Israel's consul-general in New England, Nadav Tamir, has been is serious hot water over the last few weeks for a memo he authored that criticized the current Netanyahu led government’s confrontational stance towards the Obama administration (see FM fumes over Boston Consul's remarks).
He warned that "The atmosphere of confrontation between the Israeli government and the Obama administration puts the American-Jewish community, which is so important to us, in a difficult position. Many of them are distancing themselves from the State of Israel because of this conflict."
Having spent a fair amount of time recently in the United States, I think sadly Tamir is dead right. It is time Israel and the rest of the Jewish world wakes up to the fragile nature of American Jewish support, particularly among the youth.
In general meeting young American Jews, particularly the non-Orthodox variety, has been a profoundly disturbing experience for me. For many, being Jewish is as significant as being left handed or having brown hair and perhaps eating Gefilte fish. Their knowledge of and connection to the Jewish people, its traditions and culture is pathetic. So often I get the question, “are there really Jews in South Africa”? And this is from tertiary educated people.
They do not feel anti-Semitism and threats to Jewish identify in the same way many other Diaspora Jews do. There are no guards outside synagogues. When one explains that many communities are forced to establish security organizations to protect themselves and their institutions they seem shocked at the thought. This lack of any real anti-Semitism coupled with their poor Jewish identity leads many to question the need for a Jewish state. One person recently put it to me that it would have been far better if all the Jewish refugees that have found safe haven in Israel over the decades had just come to America. When I tried to explain the desire for national self determination and the benefits of being a free people in your own land like having Jewish holidays as national holidays, I got a strange look. If you know how many young Americans Jews go to university on Yom Kippur, you would understand how out of touch my example was.
Support for the Democratic Party, and particularly for Obama, is for many equivalent to Judaism. I sometimes have to pinch myself when people speak of enshrining their Jewish values through their work in pro-choice, anti-gun, pro affirmative action or anti-climate change activism. And if one looks closely at the history of Reform and Conservative Judaism in America this makes a lot of sense. The laws and traditions were quite literally rewritten and recreated to comply with modern Liberal thinking. They owe much more allegiance to these principals than some piece of land thousands of miles away.

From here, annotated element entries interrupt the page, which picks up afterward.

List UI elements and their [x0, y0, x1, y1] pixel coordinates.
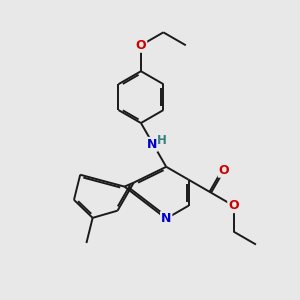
- Text: N: N: [161, 212, 171, 225]
- Text: O: O: [219, 164, 229, 177]
- Text: H: H: [157, 134, 166, 147]
- Text: N: N: [147, 138, 157, 151]
- Text: O: O: [136, 39, 146, 52]
- Text: O: O: [228, 199, 239, 212]
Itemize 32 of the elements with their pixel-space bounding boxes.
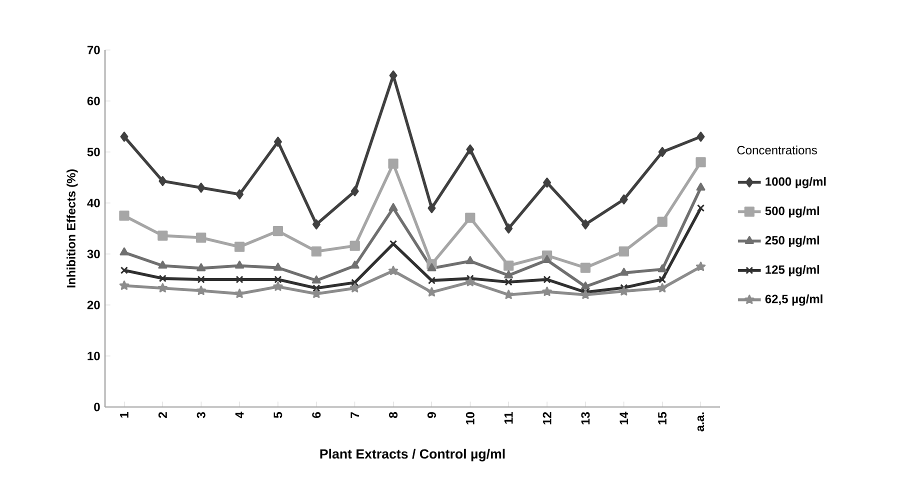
x-tick-label: 14 <box>620 412 628 424</box>
legend-label: 250 µg/ml <box>765 236 820 247</box>
legend-label: 1000 µg/ml <box>766 176 826 188</box>
x-tick-label: 11 <box>504 412 513 424</box>
legend-label: 125 µg/ml <box>766 265 820 276</box>
y-tick-label: 40 <box>87 198 100 208</box>
y-tick-label: 60 <box>87 96 100 106</box>
x-tick-label: 1 <box>120 412 128 418</box>
y-tick-label: 20 <box>87 300 100 310</box>
y-tick-label: 10 <box>88 352 100 360</box>
y-tick-label: 50 <box>87 148 100 156</box>
x-tick-label: 15 <box>658 412 667 424</box>
legend-label: 62,5 µg/ml <box>765 294 822 306</box>
y-axis-title: Inhibition Effects (%) <box>66 169 78 288</box>
x-tick-label: 13 <box>581 412 590 424</box>
x-tick-label: 10 <box>466 412 474 424</box>
x-tick-label: 6 <box>312 412 321 418</box>
x-tick-label: 12 <box>542 412 552 424</box>
x-tick-label: a.a. <box>697 412 704 432</box>
legend-label: 500 µg/ml <box>765 206 820 218</box>
x-tick-label: 5 <box>274 412 282 418</box>
x-tick-label: 9 <box>427 412 436 418</box>
y-tick-label: 30 <box>87 250 100 258</box>
x-tick-label: 2 <box>158 412 167 418</box>
legend-title: Concentrations <box>737 146 817 154</box>
x-tick-label: 3 <box>196 412 206 418</box>
x-tick-label: 7 <box>350 412 359 418</box>
y-tick-label: 70 <box>87 46 100 54</box>
y-tick-label: 0 <box>94 402 100 412</box>
x-axis-title: Plant Extracts / Control µg/ml <box>320 448 505 462</box>
x-tick-label: 8 <box>389 412 398 418</box>
x-tick-label: 4 <box>235 412 244 418</box>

Nadav Tamir gets this. I have had the good fortune to hear him speak to a large group of young Jews in Boston and was thoroughly impressed. His message is not the rah rah type of Zionism that we in the rest of the Jewish world may be used to. He understands his audience and connects with them and connects them to Israel through their ‘Jewish values’.
Rather than scold Nadav, the new government in Israel should listen to his warnings. The old style blanket American Jewish support for Israel will not continue indefinitely. As more and more of the next generation take on roles in the Jewish community and the broader American society, Israel will have to change its message and its actions if it wishes to maintain its special relationship with American Jewry. People like Nadav are key to bridging this potential and dangerous divide.